Das Bett riecht nach ihm, obwohl sein letzter Besuch schon ein paar Tage her ist. Daran denkt man jetzt und an den Wein und an das Essen und natürlich an den Sex. Endorphine sollen ja beim Einschlafen helfen. Soll ich? Scheisse, warum nicht? Und während man so da liegt, das Gefühl aber fehlt, denkt man daran, dass das doch eine tolle Filmsequenz wäre. Würde man denn gut aussehen. Und billigen Indie-Abklatsch hören. Noch drei Stunden.
So, jetzt also doch zur Toilette. Aber leise, denn die Mitbewohnerin schläft. Die Bitch hat es gut. Zurück im Bett ist es plötzlich kalt. Die Heizung funktioniert, doch das interessiert den Körper nicht. Er ist es nicht, der friert. Und weil das Handy noch in der Hand liegt, öffnet man den Posteingang. Nur Spam, wie gewohnt. Die Freunde, die geblieben sind, schlafen alle. Ist ja mitten in der Nacht. Haha. Die Inbox für berufliche Mails blinkt. Und blinkt. Und weil das schwarze Loch Posteingang jetzt sowieso offen ist, kann man gleich mal reinschauen. Fuck, eigentlich war das nicht der Plan. Weder das mit dem Posteingang noch das mit dem drei Uhr nachts. Nie wieder.
Noch zweieinhalb Stunden.
Und weil es nur noch zweieinhalb Stunden sind, ist jedes Schlafmittel tabu. Klar ist da das gehortete Quetiapin. Für schlechte Zeiten. Und vermutlich auch für alle Zeiten. Doch einmal eingeworfen macht es so müde, dass es verdammt einfach ist, den Wecker zu überhören. Und leisten kann man sich das nicht. Also Twitter. Leider sind andere klüger und schlafen um diese Zeit, sämtliche Threads sind schon gelesen. Okay, okay. Handy weg, auf den Rücken drehen, Scheiss auf den Schmerz, auf den sämtlichen. Augen zu, schlafen. Noch zwei Stunden.
Da ist er, der Wunsch, es möge endlich, endlich Morgen werden. Spät genug, um aufzustehen. Spät genug, um Kaffee zu trinken, zu rauchen und so zu tun, als hätte es diese Nacht nie gegeben. Sich auf den Abend freuen, weil man weiss, dass man um 21 Uhr todmüde aber (hoffentlich) glücklich ins Bett fällt. Bitte, lass es endlich Morgen werden. Bitte. Noch eine Stunde, eigentlich.

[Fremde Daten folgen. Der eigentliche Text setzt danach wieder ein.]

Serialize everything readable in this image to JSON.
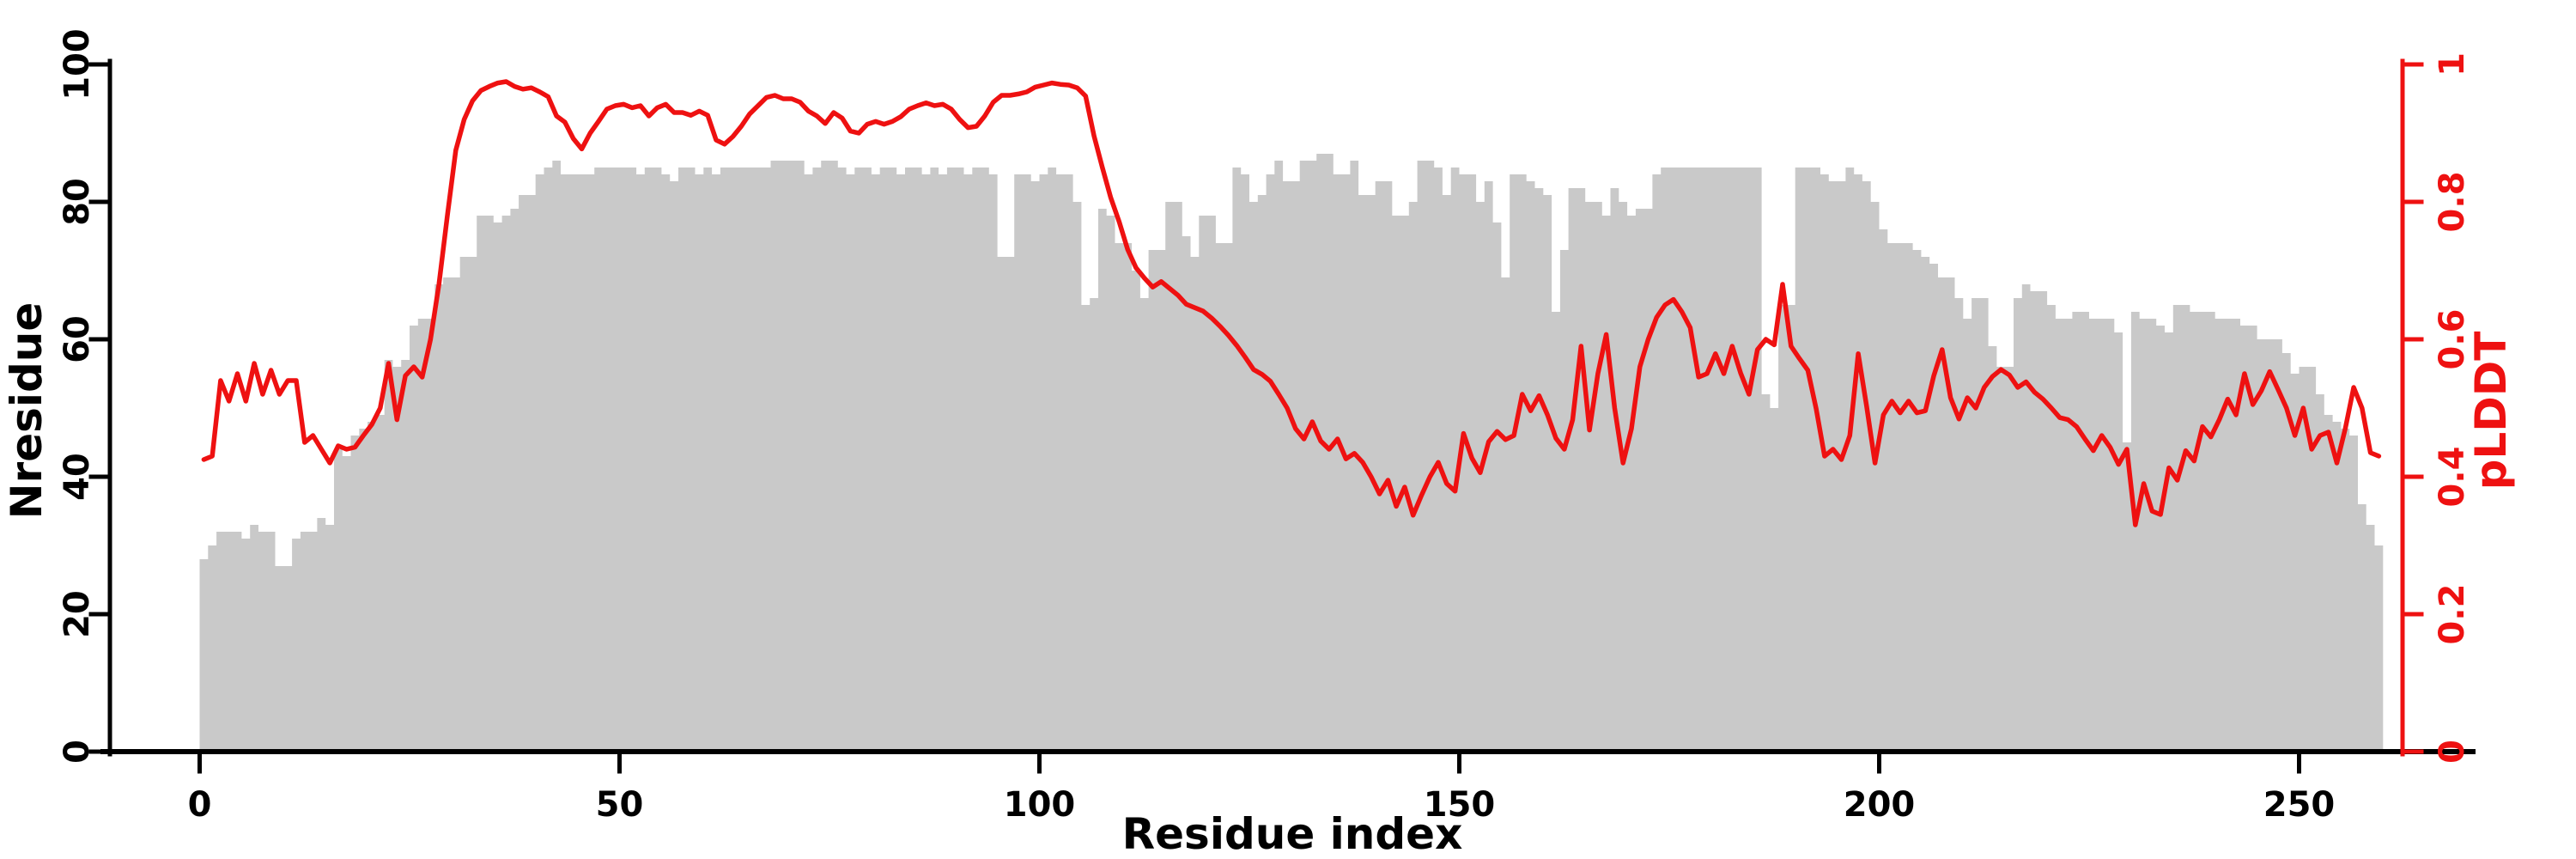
{
  "figure": {
    "xlabel": "Residue index",
    "ylabel_left": "Nresidue",
    "ylabel_right": "pLDDT",
    "colors": {
      "bars": "#c9c9c9",
      "line": "#ee1111",
      "left_axis": "#000000",
      "right_axis": "#ee1111",
      "background": "#ffffff"
    }
  },
  "chart_data": {
    "type": "bar",
    "subtype": "dual-axis histogram with overlaid line",
    "title": "",
    "xlabel": "Residue index",
    "ylabel_left": "Nresidue",
    "ylabel_right": "pLDDT",
    "x_start": 0,
    "n_points": 260,
    "xlim": [
      0,
      260
    ],
    "ylim_left": [
      0,
      100
    ],
    "ylim_right": [
      0,
      1
    ],
    "xticks": [
      0,
      50,
      100,
      150,
      200,
      250
    ],
    "yticks_left": [
      0,
      20,
      40,
      60,
      80,
      100
    ],
    "yticks_right": [
      "0",
      "0.2",
      "0.4",
      "0.6",
      "0.8",
      "1"
    ],
    "grid": false,
    "legend": "none",
    "series": [
      {
        "name": "Nresidue",
        "type": "bar",
        "axis": "left",
        "color": "#c9c9c9",
        "values": [
          28,
          30,
          32,
          32,
          32,
          31,
          33,
          32,
          32,
          27,
          27,
          31,
          32,
          32,
          34,
          33,
          44,
          43,
          46,
          47,
          48,
          49,
          57,
          56,
          57,
          62,
          63,
          63,
          68,
          69,
          69,
          72,
          72,
          78,
          78,
          77,
          78,
          79,
          81,
          81,
          84,
          85,
          86,
          84,
          84,
          84,
          84,
          85,
          85,
          85,
          85,
          85,
          84,
          85,
          85,
          84,
          83,
          85,
          85,
          84,
          85,
          84,
          85,
          85,
          85,
          85,
          85,
          85,
          86,
          86,
          86,
          86,
          84,
          85,
          86,
          86,
          85,
          84,
          85,
          85,
          84,
          85,
          85,
          84,
          85,
          85,
          84,
          85,
          84,
          85,
          85,
          84,
          85,
          85,
          84,
          72,
          72,
          84,
          84,
          83,
          84,
          85,
          84,
          84,
          80,
          65,
          66,
          79,
          78,
          74,
          74,
          70,
          66,
          73,
          73,
          80,
          80,
          75,
          72,
          78,
          78,
          74,
          74,
          85,
          84,
          80,
          81,
          84,
          86,
          83,
          83,
          86,
          86,
          87,
          87,
          84,
          84,
          86,
          81,
          81,
          83,
          83,
          78,
          78,
          80,
          86,
          86,
          85,
          81,
          85,
          84,
          84,
          80,
          83,
          77,
          69,
          84,
          84,
          83,
          82,
          81,
          64,
          73,
          82,
          82,
          80,
          80,
          78,
          82,
          80,
          78,
          79,
          79,
          84,
          85,
          85,
          85,
          85,
          85,
          85,
          85,
          85,
          85,
          85,
          85,
          85,
          52,
          50,
          65,
          65,
          85,
          85,
          85,
          84,
          83,
          83,
          85,
          84,
          83,
          80,
          76,
          74,
          74,
          74,
          73,
          72,
          71,
          69,
          69,
          66,
          63,
          66,
          66,
          59,
          56,
          56,
          66,
          68,
          67,
          67,
          65,
          63,
          63,
          64,
          64,
          63,
          63,
          63,
          61,
          45,
          64,
          63,
          63,
          62,
          61,
          65,
          65,
          64,
          64,
          64,
          63,
          63,
          63,
          62,
          62,
          60,
          60,
          60,
          58,
          55,
          56,
          56,
          52,
          49,
          48,
          47,
          46,
          36,
          33,
          30
        ]
      },
      {
        "name": "pLDDT",
        "type": "line",
        "axis": "right",
        "color": "#ee1111",
        "values": [
          0.425,
          0.43,
          0.54,
          0.51,
          0.55,
          0.51,
          0.565,
          0.52,
          0.555,
          0.52,
          0.54,
          0.54,
          0.45,
          0.46,
          0.44,
          0.42,
          0.445,
          0.44,
          0.443,
          0.46,
          0.476,
          0.5,
          0.565,
          0.483,
          0.547,
          0.56,
          0.545,
          0.6,
          0.68,
          0.78,
          0.875,
          0.92,
          0.947,
          0.962,
          0.968,
          0.973,
          0.975,
          0.968,
          0.964,
          0.966,
          0.96,
          0.953,
          0.925,
          0.916,
          0.892,
          0.877,
          0.9,
          0.917,
          0.935,
          0.94,
          0.942,
          0.937,
          0.94,
          0.925,
          0.937,
          0.942,
          0.93,
          0.93,
          0.926,
          0.932,
          0.926,
          0.89,
          0.884,
          0.895,
          0.91,
          0.928,
          0.94,
          0.952,
          0.955,
          0.95,
          0.95,
          0.945,
          0.932,
          0.925,
          0.914,
          0.93,
          0.922,
          0.903,
          0.9,
          0.913,
          0.917,
          0.913,
          0.917,
          0.924,
          0.935,
          0.94,
          0.944,
          0.94,
          0.942,
          0.935,
          0.92,
          0.908,
          0.91,
          0.925,
          0.945,
          0.955,
          0.955,
          0.957,
          0.96,
          0.967,
          0.97,
          0.973,
          0.971,
          0.97,
          0.966,
          0.954,
          0.896,
          0.85,
          0.806,
          0.771,
          0.731,
          0.704,
          0.689,
          0.676,
          0.684,
          0.674,
          0.664,
          0.651,
          0.646,
          0.641,
          0.631,
          0.619,
          0.606,
          0.591,
          0.574,
          0.556,
          0.549,
          0.539,
          0.52,
          0.5,
          0.47,
          0.455,
          0.48,
          0.452,
          0.44,
          0.455,
          0.426,
          0.434,
          0.421,
          0.4,
          0.375,
          0.395,
          0.357,
          0.385,
          0.344,
          0.373,
          0.4,
          0.421,
          0.39,
          0.379,
          0.463,
          0.427,
          0.406,
          0.451,
          0.466,
          0.454,
          0.46,
          0.52,
          0.496,
          0.518,
          0.49,
          0.456,
          0.44,
          0.483,
          0.59,
          0.468,
          0.55,
          0.607,
          0.5,
          0.42,
          0.47,
          0.56,
          0.6,
          0.632,
          0.65,
          0.658,
          0.64,
          0.617,
          0.545,
          0.55,
          0.579,
          0.55,
          0.59,
          0.551,
          0.52,
          0.585,
          0.6,
          0.592,
          0.68,
          0.59,
          0.572,
          0.555,
          0.499,
          0.43,
          0.44,
          0.425,
          0.46,
          0.579,
          0.503,
          0.42,
          0.49,
          0.51,
          0.493,
          0.51,
          0.493,
          0.496,
          0.547,
          0.585,
          0.515,
          0.484,
          0.515,
          0.5,
          0.53,
          0.546,
          0.556,
          0.548,
          0.53,
          0.538,
          0.523,
          0.513,
          0.5,
          0.486,
          0.483,
          0.473,
          0.455,
          0.438,
          0.46,
          0.443,
          0.418,
          0.44,
          0.33,
          0.39,
          0.35,
          0.345,
          0.413,
          0.395,
          0.438,
          0.423,
          0.473,
          0.458,
          0.483,
          0.513,
          0.49,
          0.55,
          0.505,
          0.525,
          0.553,
          0.527,
          0.5,
          0.46,
          0.5,
          0.44,
          0.46,
          0.465,
          0.42,
          0.47,
          0.53,
          0.5,
          0.435,
          0.43
        ]
      }
    ]
  }
}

6 Uhr, das war’s. Eine Stunde fertig machen, ins Büro fahren, arbeiten. Endlich.
Schlafprobleme sind nicht so romantisch, wie in Filmen dargestellt. Man liegt nicht auf dem schmerzenden Rücken, die Hände hinter dem Kopf verschränkt und starrt an die hässliche, weil viel zu weisse Decke. Im Hintergrund läuft auch kein beschissener Indie-Abklatsch. Man denkt nicht über sein trauriges Leben nach und fragt sich, warum man sich das alles noch antut. Richtige Schlafstörungen sind anders. Nerviger. Stressiger. Scheisse halt. Denn liegt man wach im Bett um 3 Uhr nachts, weiss man, es wird eine dieser Nächte. Und es ist klar, dass diese Nächte wiederkommen.